Na razie uczęszczanie sześciolatka do pierwszej klasy jest jego prawem, a nie obowiązkiem. To rodzice decydują, czy korzystniej dla dziecka będzie uczęszczać do przedszkola. Problemy mogą się zacząć, gdy wszystkie sześciolatki będą musiały pójść do 1 klasy.
2 marca 2012 r. weszła w życie ustawa, która obowiązek szkolny dla sześciolatków przesunęła na 1 września 2014 r. Może się okazać, że szkoły nie będą w stanie zadbać o ich odpowiednią opiekę.
Jak na razie rodzice nie wierzą, że szkoła zapewni ich pociechom odpowiednią opiekę. A jeśli już tak, to są to naprawdę nieliczni.

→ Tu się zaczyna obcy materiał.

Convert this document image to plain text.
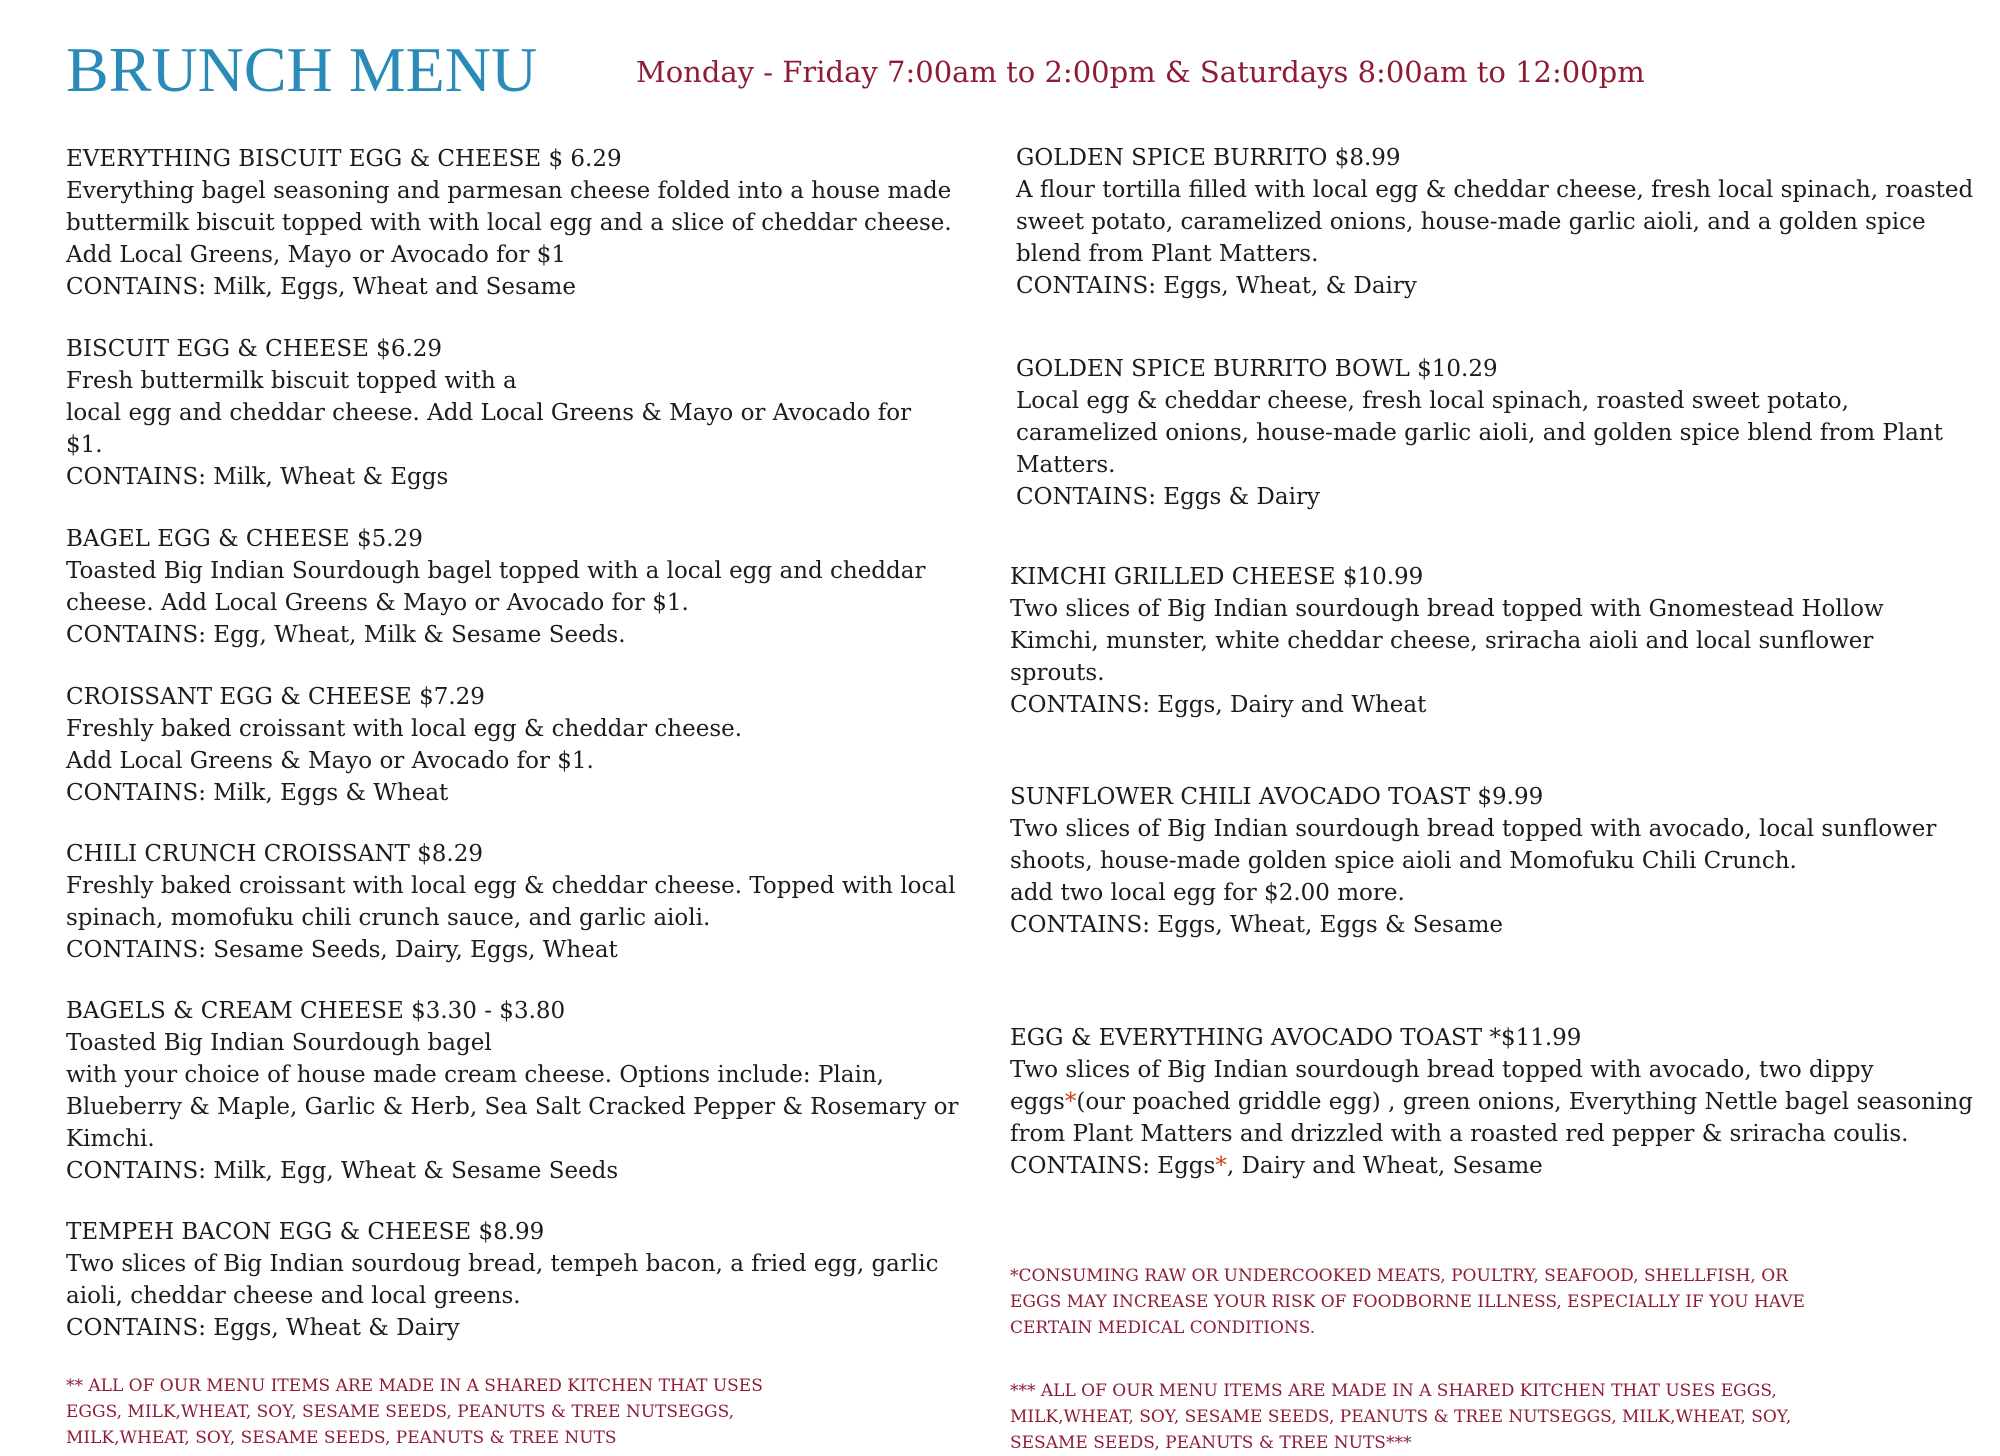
BRUNCH MENU	Monday - Friday 7:00am to 2:00pm & Saturdays 8:00am to 12:00pm
EVERYTHING BISCUIT EGG & CHEESE $ 6.29
Everything bagel seasoning and parmesan cheese folded into a house made
buttermilk biscuit topped with with local egg and a slice of cheddar cheese.
Add Local Greens, Mayo or Avocado for $1
CONTAINS: Milk, Eggs, Wheat and Sesame
BISCUIT EGG & CHEESE $6.29
Fresh buttermilk biscuit topped with a
local egg and cheddar cheese. Add Local Greens & Mayo or Avocado for
$1.
CONTAINS: Milk, Wheat & Eggs
BAGEL EGG & CHEESE $5.29
Toasted Big Indian Sourdough bagel topped with a local egg and cheddar
cheese. Add Local Greens & Mayo or Avocado for $1.
CONTAINS: Egg, Wheat, Milk & Sesame Seeds.
CROISSANT EGG & CHEESE $7.29
Freshly baked croissant with local egg & cheddar cheese.
Add Local Greens & Mayo or Avocado for $1.
CONTAINS: Milk, Eggs & Wheat
CHILI CRUNCH CROISSANT $8.29
Freshly baked croissant with local egg & cheddar cheese. Topped with local
spinach, momofuku chili crunch sauce, and garlic aioli.
CONTAINS: Sesame Seeds, Dairy, Eggs, Wheat
BAGELS & CREAM CHEESE $3.30 - $3.80
Toasted Big Indian Sourdough bagel
with your choice of house made cream cheese. Options include: Plain,
Blueberry & Maple, Garlic & Herb, Sea Salt Cracked Pepper & Rosemary or
Kimchi.
CONTAINS: Milk, Egg, Wheat & Sesame Seeds
TEMPEH BACON EGG & CHEESE $8.99
Two slices of Big Indian sourdoug bread, tempeh bacon, a fried egg, garlic
aioli, cheddar cheese and local greens.
CONTAINS: Eggs, Wheat & Dairy
** ALL OF OUR MENU ITEMS ARE MADE IN A SHARED KITCHEN THAT USES
EGGS, MILK,WHEAT, SOY, SESAME SEEDS, PEANUTS & TREE NUTSEGGS,
MILK,WHEAT, SOY, SESAME SEEDS, PEANUTS & TREE NUTS
GOLDEN SPICE BURRITO $8.99
A flour tortilla filled with local egg & cheddar cheese, fresh local spinach, roasted
sweet potato, caramelized onions, house-made garlic aioli, and a golden spice
blend from Plant Matters.
CONTAINS: Eggs, Wheat, & Dairy
GOLDEN SPICE BURRITO BOWL $10.29
Local egg & cheddar cheese, fresh local spinach, roasted sweet potato,
caramelized onions, house-made garlic aioli, and golden spice blend from Plant
Matters.
CONTAINS: Eggs & Dairy
KIMCHI GRILLED CHEESE $10.99
Two slices of Big Indian sourdough bread topped with Gnomestead Hollow
Kimchi, munster, white cheddar cheese, sriracha aioli and local sunflower
sprouts.
CONTAINS: Eggs, Dairy and Wheat
SUNFLOWER CHILI AVOCADO TOAST $9.99
Two slices of Big Indian sourdough bread topped with avocado, local sunflower
shoots, house-made golden spice aioli and Momofuku Chili Crunch.
add two local egg for $2.00 more.
CONTAINS: Eggs, Wheat, Eggs & Sesame
EGG & EVERYTHING AVOCADO TOAST *$11.99
Two slices of Big Indian sourdough bread topped with avocado, two dippy
eggs*(our poached griddle egg) , green onions, Everything Nettle bagel seasoning
from Plant Matters and drizzled with a roasted red pepper & sriracha coulis.
CONTAINS: Eggs*, Dairy and Wheat, Sesame
*CONSUMING RAW OR UNDERCOOKED MEATS, POULTRY, SEAFOOD, SHELLFISH, OR
EGGS MAY INCREASE YOUR RISK OF FOODBORNE ILLNESS, ESPECIALLY IF YOU HAVE
CERTAIN MEDICAL CONDITIONS.
*** ALL OF OUR MENU ITEMS ARE MADE IN A SHARED KITCHEN THAT USES EGGS,
MILK,WHEAT, SOY, SESAME SEEDS, PEANUTS & TREE NUTSEGGS, MILK,WHEAT, SOY,
SESAME SEEDS, PEANUTS & TREE NUTS***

Przykładem może być fakt, że w tym roku do pierwszej klasy w SP nr 1 w Rzeszowie poszło tylko czworo sześciolatków, a do SP nr 8 w Rzeszowie tylko pięcioro. Rozwiązanie tych problemów nie byłoby trudne. Wystarczyłoby podnieść standardy i przystosować szkolną infrastrukturę dla młodszych. Warto byłoby też przeszkolić szkolnych nauczycieli do pracy z sześciolatkami, bo potrzebują one więcej uwagi i indywidualnego podejścia. Niestety wymaga to dodatkowej pracy Ministerstwa Edukacji, a w planach budżetowych na kolejne lata brak informacji, by rząd planował dodatkowe środki na tą reformę.
Może się to źle skończyć
Stowarzyszenie “Ratujmy maluchy” przygotowało raport o stanie szkół, z którego warto przytoczyć kilka fragmentów (opinie rodziców): Tarnobrzeg: “Problemem są chociażby toalety – na pewno nie są dla maluchów – wszystko jest za wysoko i za duże, często brak mydła.” Strzyżów: “Dzieci z najmłodszych klas muszą uczyć się w szkole razem z gimnazjalistami, którzy ich straszą, popychają, kopią i plują na nich”. Stalowa Wola: “Brak szatni lub szafek w całej szkole. Ubrania nosi się ze sobą do klas.”
Blanka Szlachcińska
Głupi pomysł.
Moja córka poszła do szkoły jako 6-cio latka i wcale jej to nie zaszkodziło a wręcz widzimy jak nam się dziecko zaczęło rozwijać. Biliśmy sie z myślami do ostatniej chwili czy dobrze robimy ale ta decyzja to najlepszy start dla naszej córeczki.
Biedne dziecko. Współczuje mu takich egoistycznych rodziców. Nie dość, że skróciliście Państwo mu dzieciństwo, to jeszcze szybciej będzie musiało dorosnąć i przekonać się jaki nasz kraj jest parszywy. Gratuluję. Państwa ambicje nie koniecznie muszą się odbijać na dobru dziecka.